L’UE a ainsi identifié 25 des 34 minéraux de sa liste officielle de matières premières essentielles, y compris les terres rares. «Avec l’augmentation de la demande pour les minéraux, on a besoin d’aller chercher des ressources inexploitées», relève Ditte Brasso Sørensen, une experte en géopolitique et directrice adjointe du groupe de réflexion Europa.
«Les acteurs (internationaux) sont de plus en plus conscients de la nécessité de diversifier leurs sources d’approvisionnement, en particulier lorsqu’il s’agit de la dépendance de la Chine à l’égard des terres rares». A cela s’ajoute la crainte que la Chine ne mette la main sur les ressources minérales, ajoute-t-elle.
Pourtant, actuellement, le secteur est inexistant. Seules deux mines sont exploitées au Groenland, l’une de RUBIS qui cherche de nouveaux investissements et l’autre d’anorthosite, un métal qui contient du titane.
Dépendance financière
Economiquement, ce territoire, qui cherche à s’émanciper du Danemark, dépend de la pêche mais aussi d’une subvention de Copenhague, qui apporte un cinquième de son PIB. Beaucoup d’espoirs sont placés dans l’aéroport international à Nuuk, sa capitale, qui a ouvert en novembre et devrait permettre de développer le tourisme, si les infrastructures s’améliorent.
La question des infrastructures est essentielle pour l’industrie minière. «Sur les industries extractives, Donald Trump a placé le Groenland sur la carte de l’exploitation minière mais c’est difficile de dire comment cela pourrait évoluer car il manque d’investisseurs», résume Lill Rastad Bjørst.
Ditte Brasso Sørensen met en exergue les difficultés intrinsèques locales de l’activité: «des conditions climatiques très rudes, un environnement protégé et beaucoup de coûts avec la nécessité de développer les infrastructures physiques et numériques». L’opposition de la population à l’extraction d’uranium dans le Sud a mené à une législation interdisant l’extraction de produits radioactifs.
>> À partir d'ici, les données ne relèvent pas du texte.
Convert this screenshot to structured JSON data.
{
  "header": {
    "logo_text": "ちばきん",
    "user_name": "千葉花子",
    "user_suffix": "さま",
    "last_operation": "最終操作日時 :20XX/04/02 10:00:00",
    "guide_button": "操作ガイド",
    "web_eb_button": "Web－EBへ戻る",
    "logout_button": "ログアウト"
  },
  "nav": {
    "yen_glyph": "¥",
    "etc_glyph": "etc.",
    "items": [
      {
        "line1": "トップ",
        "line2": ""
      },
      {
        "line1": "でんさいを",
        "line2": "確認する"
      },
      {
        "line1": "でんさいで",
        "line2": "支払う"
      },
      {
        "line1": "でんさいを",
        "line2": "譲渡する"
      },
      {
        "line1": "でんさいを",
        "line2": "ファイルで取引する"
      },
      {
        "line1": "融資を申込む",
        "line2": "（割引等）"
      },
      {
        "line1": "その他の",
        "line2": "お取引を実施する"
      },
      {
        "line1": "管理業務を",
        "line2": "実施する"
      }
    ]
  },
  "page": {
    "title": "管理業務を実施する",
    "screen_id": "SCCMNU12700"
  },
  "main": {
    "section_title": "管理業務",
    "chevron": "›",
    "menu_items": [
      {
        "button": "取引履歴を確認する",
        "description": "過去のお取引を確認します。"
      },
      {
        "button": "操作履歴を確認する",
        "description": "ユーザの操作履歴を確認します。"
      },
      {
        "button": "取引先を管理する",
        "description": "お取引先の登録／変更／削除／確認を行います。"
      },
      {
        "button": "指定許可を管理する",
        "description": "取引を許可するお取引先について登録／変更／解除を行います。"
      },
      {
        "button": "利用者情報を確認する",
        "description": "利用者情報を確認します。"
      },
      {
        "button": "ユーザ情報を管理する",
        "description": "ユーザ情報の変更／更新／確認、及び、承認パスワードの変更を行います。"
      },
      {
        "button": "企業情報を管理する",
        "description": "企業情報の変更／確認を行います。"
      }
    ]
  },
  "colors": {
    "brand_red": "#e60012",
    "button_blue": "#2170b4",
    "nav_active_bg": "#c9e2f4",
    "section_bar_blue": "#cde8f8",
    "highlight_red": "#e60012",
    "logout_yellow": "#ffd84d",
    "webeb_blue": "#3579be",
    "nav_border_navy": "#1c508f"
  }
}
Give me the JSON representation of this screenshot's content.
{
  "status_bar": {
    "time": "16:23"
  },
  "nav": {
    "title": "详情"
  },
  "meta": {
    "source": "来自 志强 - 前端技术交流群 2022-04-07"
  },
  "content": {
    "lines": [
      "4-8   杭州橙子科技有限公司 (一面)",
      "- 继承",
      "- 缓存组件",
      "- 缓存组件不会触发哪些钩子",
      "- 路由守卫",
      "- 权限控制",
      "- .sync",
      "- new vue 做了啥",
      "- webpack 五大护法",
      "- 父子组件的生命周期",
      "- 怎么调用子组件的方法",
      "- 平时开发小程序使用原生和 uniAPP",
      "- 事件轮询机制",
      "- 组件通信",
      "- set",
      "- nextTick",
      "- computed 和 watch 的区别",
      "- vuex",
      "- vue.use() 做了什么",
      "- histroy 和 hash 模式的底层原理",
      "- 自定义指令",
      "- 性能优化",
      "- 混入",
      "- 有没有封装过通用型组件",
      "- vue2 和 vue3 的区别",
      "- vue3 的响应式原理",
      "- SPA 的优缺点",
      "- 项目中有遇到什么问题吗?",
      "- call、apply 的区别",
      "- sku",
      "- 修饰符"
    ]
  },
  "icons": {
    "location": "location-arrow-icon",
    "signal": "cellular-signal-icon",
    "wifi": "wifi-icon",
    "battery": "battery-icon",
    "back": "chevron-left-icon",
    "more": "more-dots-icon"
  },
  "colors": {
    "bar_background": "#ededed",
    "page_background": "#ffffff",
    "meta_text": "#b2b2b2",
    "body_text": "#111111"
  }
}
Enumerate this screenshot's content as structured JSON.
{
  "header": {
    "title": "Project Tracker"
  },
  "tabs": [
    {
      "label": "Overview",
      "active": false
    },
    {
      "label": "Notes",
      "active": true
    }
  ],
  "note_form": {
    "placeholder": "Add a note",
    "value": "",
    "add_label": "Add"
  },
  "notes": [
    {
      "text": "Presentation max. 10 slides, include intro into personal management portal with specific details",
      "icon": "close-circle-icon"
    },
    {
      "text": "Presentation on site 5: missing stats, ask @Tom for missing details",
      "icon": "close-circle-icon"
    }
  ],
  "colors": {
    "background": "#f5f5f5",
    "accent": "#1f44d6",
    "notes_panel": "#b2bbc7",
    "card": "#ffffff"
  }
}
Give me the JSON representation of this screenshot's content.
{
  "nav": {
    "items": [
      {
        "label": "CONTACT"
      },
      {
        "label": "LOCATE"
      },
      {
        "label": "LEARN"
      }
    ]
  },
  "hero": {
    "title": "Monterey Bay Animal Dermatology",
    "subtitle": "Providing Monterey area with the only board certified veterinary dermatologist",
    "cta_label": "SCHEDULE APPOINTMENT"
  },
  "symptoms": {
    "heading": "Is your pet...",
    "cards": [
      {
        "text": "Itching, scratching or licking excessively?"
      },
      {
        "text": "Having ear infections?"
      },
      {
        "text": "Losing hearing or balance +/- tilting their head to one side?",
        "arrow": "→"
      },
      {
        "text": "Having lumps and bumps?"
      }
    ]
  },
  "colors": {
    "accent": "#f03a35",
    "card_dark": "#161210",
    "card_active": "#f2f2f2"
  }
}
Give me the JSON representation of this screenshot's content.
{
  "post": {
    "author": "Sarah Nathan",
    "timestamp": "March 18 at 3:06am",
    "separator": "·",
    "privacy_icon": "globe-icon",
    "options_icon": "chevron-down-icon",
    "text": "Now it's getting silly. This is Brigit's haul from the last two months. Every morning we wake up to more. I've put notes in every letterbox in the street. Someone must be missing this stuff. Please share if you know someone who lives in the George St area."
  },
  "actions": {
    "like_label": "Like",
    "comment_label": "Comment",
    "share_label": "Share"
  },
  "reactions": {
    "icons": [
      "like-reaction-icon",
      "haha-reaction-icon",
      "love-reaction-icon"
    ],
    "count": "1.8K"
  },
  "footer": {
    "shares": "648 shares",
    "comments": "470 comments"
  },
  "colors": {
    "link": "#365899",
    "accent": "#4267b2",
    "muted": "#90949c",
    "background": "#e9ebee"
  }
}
Autre source de fantasme, les énergies fossiles, dont l’exploitation est aujourd’hui au point mort.
«Le gouvernement du Groenland a suspendu la prospection pétrolière au Groenland et voit un grand potentiel dans l’hydroélectricité», développée avec l’aide des Danois, conclut Lill Rastad Bjørst, spécialiste de l’Arctique auprès de l’Université de Copenhague.